Habituating the List – Why your boring posts are killing you.

The other day, someone I remember doing some web form/CGI programming for back in the mid-nineties, Jake Steingart, friended me on facebook. I hadn’t spoken to him in many years and was delighted to learn that he still is working the ‘net.

He posted a link on facebook to a video he made himself, where he discusses direct marketing principles applied to social media. Great stuff. You can watch it on his site here.

In it he talks about “training your list”, specifically teaching your facebook friends to ignore your posts by continuing to post stuff that nobody engages with.

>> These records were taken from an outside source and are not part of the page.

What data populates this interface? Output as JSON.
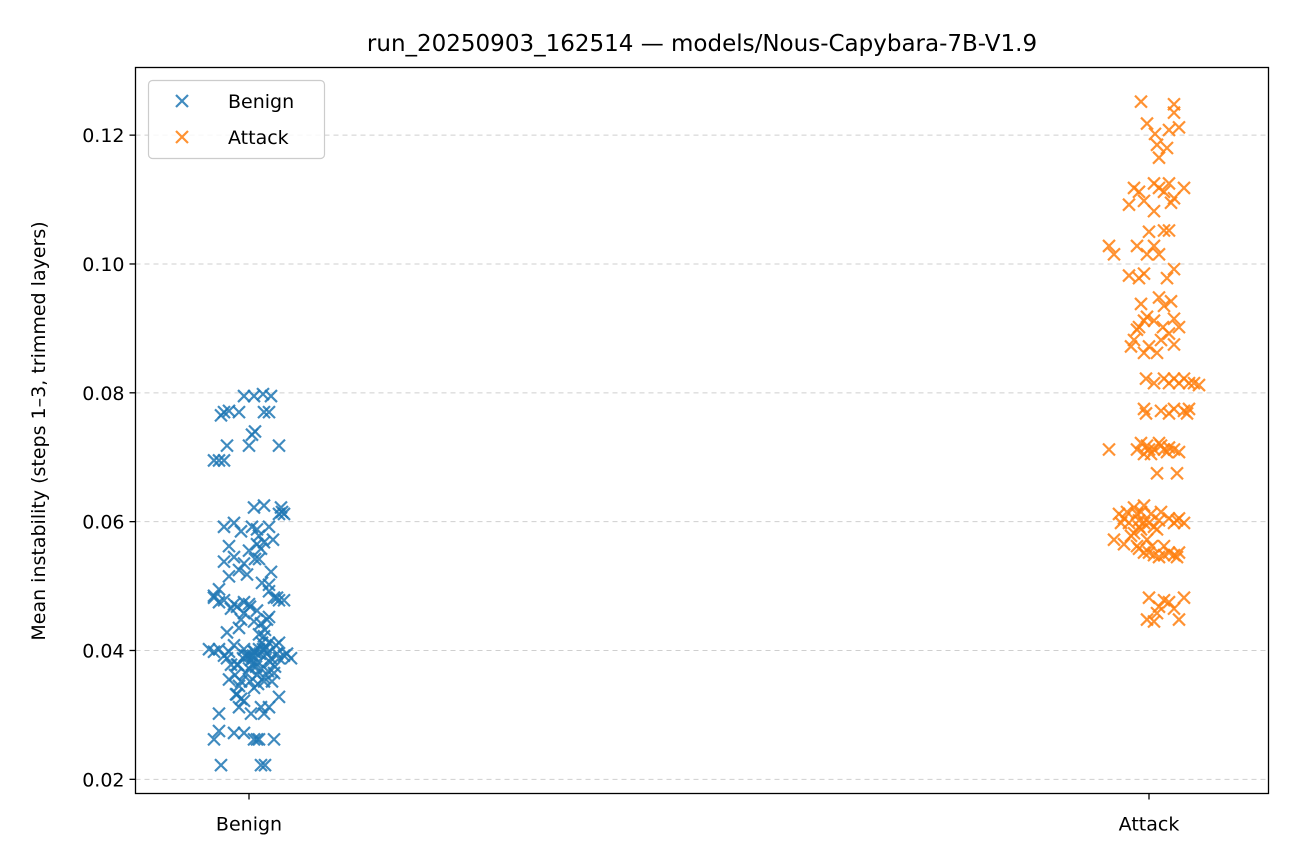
{
  "chart_data": {
    "type": "scatter",
    "title": "run_20250903_162514 — models/Nous-Capybara-7B-V1.9",
    "xlabel": "",
    "ylabel": "Mean instability (steps 1–3, trimmed layers)",
    "ylim": [
      0.0178,
      0.1305
    ],
    "yticks": [
      "0.02",
      "0.04",
      "0.06",
      "0.08",
      "0.10",
      "0.12"
    ],
    "categories": [
      "Benign",
      "Attack"
    ],
    "grid": "horizontal dashed",
    "legend_position": "top-left",
    "marker": "x",
    "series": [
      {
        "name": "Benign",
        "category_index": 0,
        "color": "#1f77b4",
        "points": [
          [
            0.05,
            0.0398
          ],
          [
            -0.12,
            0.0378
          ],
          [
            0.02,
            0.0385
          ],
          [
            0.18,
            0.0395
          ],
          [
            -0.05,
            0.0402
          ],
          [
            0.22,
            0.0388
          ],
          [
            0.08,
            0.0362
          ],
          [
            -0.15,
            0.0408
          ],
          [
            0.12,
            0.0372
          ],
          [
            -0.02,
            0.0392
          ],
          [
            0.28,
            0.0395
          ],
          [
            -0.2,
            0.0398
          ],
          [
            0.15,
            0.0352
          ],
          [
            0.0,
            0.0372
          ],
          [
            0.1,
            0.0402
          ],
          [
            -0.08,
            0.0352
          ],
          [
            0.2,
            0.0412
          ],
          [
            -0.25,
            0.0392
          ],
          [
            0.3,
            0.0388
          ],
          [
            0.03,
            0.0378
          ],
          [
            -0.1,
            0.0345
          ],
          [
            0.25,
            0.0365
          ],
          [
            -0.3,
            0.0402
          ],
          [
            0.07,
            0.0375
          ],
          [
            0.14,
            0.0402
          ],
          [
            0.01,
            0.0352
          ],
          [
            -0.18,
            0.0378
          ],
          [
            0.19,
            0.0368
          ],
          [
            -0.04,
            0.0392
          ],
          [
            0.09,
            0.0382
          ],
          [
            0.35,
            0.0392
          ],
          [
            -0.22,
            0.0388
          ],
          [
            0.16,
            0.0402
          ],
          [
            0.04,
            0.0392
          ],
          [
            0.23,
            0.0352
          ],
          [
            -0.14,
            0.0362
          ],
          [
            0.11,
            0.0395
          ],
          [
            -0.06,
            0.0388
          ],
          [
            0.26,
            0.0375
          ],
          [
            0.06,
            0.0398
          ],
          [
            -0.4,
            0.0402
          ],
          [
            0.42,
            0.0388
          ],
          [
            0.38,
            0.0395
          ],
          [
            -0.35,
            0.0398
          ],
          [
            0.13,
            0.0412
          ],
          [
            -0.03,
            0.0365
          ],
          [
            0.21,
            0.0382
          ],
          [
            0.0,
            0.0392
          ],
          [
            -0.13,
            0.0332
          ],
          [
            0.17,
            0.0405
          ],
          [
            0.05,
            0.0342
          ],
          [
            -0.08,
            0.0325
          ],
          [
            0.15,
            0.0358
          ],
          [
            0.3,
            0.0412
          ],
          [
            -0.2,
            0.0355
          ],
          [
            0.27,
            0.0408
          ],
          [
            0.09,
            0.0348
          ],
          [
            -0.11,
            0.0378
          ],
          [
            -0.15,
            0.0472
          ],
          [
            -0.05,
            0.0458
          ],
          [
            0.05,
            0.0445
          ],
          [
            0.15,
            0.0422
          ],
          [
            -0.1,
            0.0435
          ],
          [
            0.18,
            0.0448
          ],
          [
            0.08,
            0.0462
          ],
          [
            -0.25,
            0.0478
          ],
          [
            0.25,
            0.0482
          ],
          [
            0.0,
            0.0472
          ],
          [
            -0.08,
            0.0448
          ],
          [
            0.12,
            0.0442
          ],
          [
            -0.18,
            0.0465
          ],
          [
            0.2,
            0.0452
          ],
          [
            0.35,
            0.0478
          ],
          [
            0.01,
            0.0468
          ],
          [
            0.1,
            0.0425
          ],
          [
            -0.22,
            0.0428
          ],
          [
            -0.3,
            0.0475
          ],
          [
            0.28,
            0.0482
          ],
          [
            -0.05,
            0.0475
          ],
          [
            0.16,
            0.0432
          ],
          [
            -0.35,
            0.0482
          ],
          [
            -0.12,
            0.0468
          ],
          [
            0.1,
            0.0542
          ],
          [
            0.0,
            0.0555
          ],
          [
            -0.1,
            0.0525
          ],
          [
            0.22,
            0.0522
          ],
          [
            0.06,
            0.0542
          ],
          [
            0.15,
            0.0568
          ],
          [
            -0.05,
            0.0535
          ],
          [
            0.2,
            0.0502
          ],
          [
            -0.15,
            0.0545
          ],
          [
            0.1,
            0.0578
          ],
          [
            -0.3,
            0.0495
          ],
          [
            -0.2,
            0.0515
          ],
          [
            -0.25,
            0.0538
          ],
          [
            -0.35,
            0.0485
          ],
          [
            0.12,
            0.0558
          ],
          [
            0.08,
            0.0565
          ],
          [
            -0.08,
            0.0585
          ],
          [
            0.03,
            0.0592
          ],
          [
            0.3,
            0.0612
          ],
          [
            0.33,
            0.0615
          ],
          [
            0.15,
            0.0625
          ],
          [
            0.05,
            0.0622
          ],
          [
            0.2,
            0.0592
          ],
          [
            -0.25,
            0.0592
          ],
          [
            -0.15,
            0.0598
          ],
          [
            0.32,
            0.0622
          ],
          [
            -0.2,
            0.0562
          ],
          [
            0.13,
            0.0505
          ],
          [
            0.24,
            0.0572
          ],
          [
            -0.02,
            0.0518
          ],
          [
            0.3,
            0.0478
          ],
          [
            0.2,
            0.0492
          ],
          [
            0.35,
            0.0612
          ],
          [
            0.08,
            0.0588
          ],
          [
            -0.1,
            0.0312
          ],
          [
            0.02,
            0.0302
          ],
          [
            0.12,
            0.0312
          ],
          [
            -0.05,
            0.0272
          ],
          [
            0.08,
            0.0262
          ],
          [
            0.25,
            0.0262
          ],
          [
            -0.15,
            0.0272
          ],
          [
            -0.35,
            0.0262
          ],
          [
            -0.3,
            0.0275
          ],
          [
            0.2,
            0.0312
          ],
          [
            0.15,
            0.0302
          ],
          [
            0.3,
            0.0328
          ],
          [
            0.1,
            0.0262
          ],
          [
            -0.05,
            0.0322
          ],
          [
            0.12,
            0.0222
          ],
          [
            -0.3,
            0.0302
          ],
          [
            0.16,
            0.0222
          ],
          [
            -0.28,
            0.0222
          ],
          [
            0.05,
            0.0262
          ],
          [
            -0.12,
            0.0332
          ],
          [
            -0.3,
            0.0695
          ],
          [
            -0.35,
            0.0695
          ],
          [
            -0.25,
            0.0695
          ],
          [
            -0.22,
            0.0718
          ],
          [
            0.0,
            0.0718
          ],
          [
            0.03,
            0.0735
          ],
          [
            0.06,
            0.074
          ],
          [
            0.3,
            0.0718
          ],
          [
            -0.25,
            0.077
          ],
          [
            -0.1,
            0.077
          ],
          [
            -0.28,
            0.0765
          ],
          [
            0.15,
            0.077
          ],
          [
            0.2,
            0.077
          ],
          [
            0.22,
            0.0795
          ],
          [
            -0.05,
            0.0795
          ],
          [
            0.05,
            0.0795
          ],
          [
            0.14,
            0.0798
          ],
          [
            -0.2,
            0.0772
          ]
        ]
      },
      {
        "name": "Attack",
        "category_index": 1,
        "color": "#ff7f0e",
        "points": [
          [
            -0.08,
            0.1252
          ],
          [
            0.25,
            0.1248
          ],
          [
            0.25,
            0.1235
          ],
          [
            0.3,
            0.1212
          ],
          [
            0.2,
            0.1208
          ],
          [
            0.18,
            0.118
          ],
          [
            0.1,
            0.1165
          ],
          [
            0.08,
            0.1185
          ],
          [
            0.06,
            0.1202
          ],
          [
            -0.02,
            0.1218
          ],
          [
            -0.15,
            0.1118
          ],
          [
            0.25,
            0.1102
          ],
          [
            0.35,
            0.1118
          ],
          [
            0.1,
            0.1118
          ],
          [
            0.05,
            0.1125
          ],
          [
            0.15,
            0.1112
          ],
          [
            0.2,
            0.1125
          ],
          [
            0.22,
            0.1095
          ],
          [
            -0.1,
            0.1112
          ],
          [
            -0.05,
            0.1098
          ],
          [
            -0.2,
            0.1092
          ],
          [
            -0.4,
            0.1028
          ],
          [
            -0.35,
            0.1015
          ],
          [
            -0.12,
            0.1028
          ],
          [
            -0.02,
            0.1015
          ],
          [
            0.05,
            0.1028
          ],
          [
            0.15,
            0.1052
          ],
          [
            0.25,
            0.0992
          ],
          [
            -0.2,
            0.0982
          ],
          [
            -0.1,
            0.0978
          ],
          [
            -0.05,
            0.0985
          ],
          [
            0.0,
            0.105
          ],
          [
            0.1,
            0.1015
          ],
          [
            0.2,
            0.1052
          ],
          [
            0.18,
            0.0978
          ],
          [
            0.05,
            0.1082
          ],
          [
            -0.08,
            0.0938
          ],
          [
            -0.02,
            0.0918
          ],
          [
            0.1,
            0.0948
          ],
          [
            0.25,
            0.0915
          ],
          [
            0.3,
            0.0902
          ],
          [
            0.2,
            0.0892
          ],
          [
            0.15,
            0.0935
          ],
          [
            -0.12,
            0.0898
          ],
          [
            -0.18,
            0.0872
          ],
          [
            -0.05,
            0.0862
          ],
          [
            -0.1,
            0.0902
          ],
          [
            0.0,
            0.0872
          ],
          [
            0.05,
            0.0912
          ],
          [
            0.12,
            0.0882
          ],
          [
            0.25,
            0.0875
          ],
          [
            0.08,
            0.0862
          ],
          [
            0.14,
            0.0902
          ],
          [
            -0.15,
            0.0882
          ],
          [
            0.22,
            0.0942
          ],
          [
            -0.05,
            0.0912
          ],
          [
            -0.03,
            0.0822
          ],
          [
            0.05,
            0.0815
          ],
          [
            0.2,
            0.0815
          ],
          [
            0.35,
            0.0822
          ],
          [
            0.3,
            0.0815
          ],
          [
            0.25,
            0.0822
          ],
          [
            0.4,
            0.0815
          ],
          [
            0.45,
            0.0815
          ],
          [
            0.5,
            0.0812
          ],
          [
            0.15,
            0.0822
          ],
          [
            -0.05,
            0.0775
          ],
          [
            0.12,
            0.0772
          ],
          [
            0.2,
            0.0768
          ],
          [
            0.35,
            0.0772
          ],
          [
            0.4,
            0.0775
          ],
          [
            -0.03,
            0.0768
          ],
          [
            0.25,
            0.0775
          ],
          [
            0.38,
            0.0768
          ],
          [
            -0.4,
            0.0712
          ],
          [
            -0.08,
            0.0722
          ],
          [
            -0.02,
            0.0718
          ],
          [
            0.05,
            0.0712
          ],
          [
            0.1,
            0.0722
          ],
          [
            0.15,
            0.0712
          ],
          [
            0.2,
            0.0715
          ],
          [
            0.0,
            0.0712
          ],
          [
            0.18,
            0.0708
          ],
          [
            0.25,
            0.0712
          ],
          [
            0.3,
            0.0708
          ],
          [
            -0.05,
            0.0705
          ],
          [
            0.12,
            0.0718
          ],
          [
            0.08,
            0.0675
          ],
          [
            0.02,
            0.0705
          ],
          [
            -0.12,
            0.0712
          ],
          [
            0.28,
            0.0675
          ],
          [
            -0.25,
            0.0605
          ],
          [
            -0.22,
            0.0615
          ],
          [
            -0.2,
            0.0598
          ],
          [
            -0.15,
            0.0622
          ],
          [
            -0.12,
            0.0612
          ],
          [
            -0.1,
            0.0602
          ],
          [
            -0.08,
            0.0615
          ],
          [
            -0.05,
            0.0625
          ],
          [
            0.0,
            0.0598
          ],
          [
            0.05,
            0.0592
          ],
          [
            0.1,
            0.0602
          ],
          [
            0.12,
            0.0615
          ],
          [
            0.2,
            0.0605
          ],
          [
            0.25,
            0.0598
          ],
          [
            0.28,
            0.0602
          ],
          [
            -0.3,
            0.0612
          ],
          [
            -0.28,
            0.0598
          ],
          [
            -0.18,
            0.0578
          ],
          [
            -0.15,
            0.0582
          ],
          [
            -0.1,
            0.0592
          ],
          [
            -0.05,
            0.0598
          ],
          [
            0.02,
            0.0612
          ],
          [
            0.08,
            0.0588
          ],
          [
            0.15,
            0.0562
          ],
          [
            -0.02,
            0.0572
          ],
          [
            -0.12,
            0.0562
          ],
          [
            0.3,
            0.0605
          ],
          [
            0.35,
            0.0598
          ],
          [
            -0.08,
            0.0588
          ],
          [
            0.0,
            0.0552
          ],
          [
            0.05,
            0.0548
          ],
          [
            0.1,
            0.0545
          ],
          [
            0.15,
            0.0548
          ],
          [
            0.2,
            0.0552
          ],
          [
            0.25,
            0.0548
          ],
          [
            0.28,
            0.0545
          ],
          [
            -0.05,
            0.0552
          ],
          [
            -0.1,
            0.0558
          ],
          [
            0.03,
            0.0562
          ],
          [
            -0.35,
            0.0572
          ],
          [
            -0.25,
            0.0565
          ],
          [
            0.3,
            0.0552
          ],
          [
            0.0,
            0.0482
          ],
          [
            -0.02,
            0.0448
          ],
          [
            0.05,
            0.0445
          ],
          [
            0.1,
            0.0468
          ],
          [
            0.15,
            0.0478
          ],
          [
            0.2,
            0.0475
          ],
          [
            0.25,
            0.0465
          ],
          [
            0.3,
            0.0448
          ],
          [
            0.35,
            0.0482
          ],
          [
            0.08,
            0.0458
          ]
        ]
      }
    ]
  }
}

If your posts aren’t getting interacted with, your friends will habituate towards considering  you irrelevant – after all the crowd advocated that judgement by not replying, right? His point is that if you’re posting stuff nobody cares about – STOP. It’s actually hurting you.

This is E-mail Marketing 101, you don’t want to over-blast your list, but I honestly hadn’t heard the idea so staunchly applied to Social Media before.

Some of you F1000 types might be inclined to throw up your arms and say “Well what we do is Brand Building!” Even so, the points Jake makes are still something you shouldn’t ignore. If at this point you haven’t watched the video, maybe you should, at least until you walk away with an understanding of the liability of boring posts.

You might also think that a larger company’s engagement metric is more related to click through on post links. While that’s true and fanpage fans are different than friends, fanpage fans still interact. If you’re not measuring and cultivating more interaction and more engagement with your posts, then you’re only really leveraging social for SEO, inbound links, and essentially just the real-estate. “Social” isn’t just about talking – it’s as much about listening – taking time to look back and doing real analysis. Look back at those hundreds of posts, look at the audience, and continue to improve the quality that gets comments, shares, retweets, mentions, and ultimately more likes and followers.

Is diluting your engagement level with calls-to-action and corporate messaging your definition of “social?” Should you cultivate engagement at all or instead see Social Media as an opportunity for increased visibility, expecting little in terms of engagement or conversion? Even in a Social Media effort that’s thought of as mostly brand building, if those questions aren’t answered as part of the overall strategy lots of opportunity to cultivate real engagement might be lost – your boring posts nobody cares about could be killing you.

Now honestly, doesn’t this compel you to re-examine your posts qualitatively?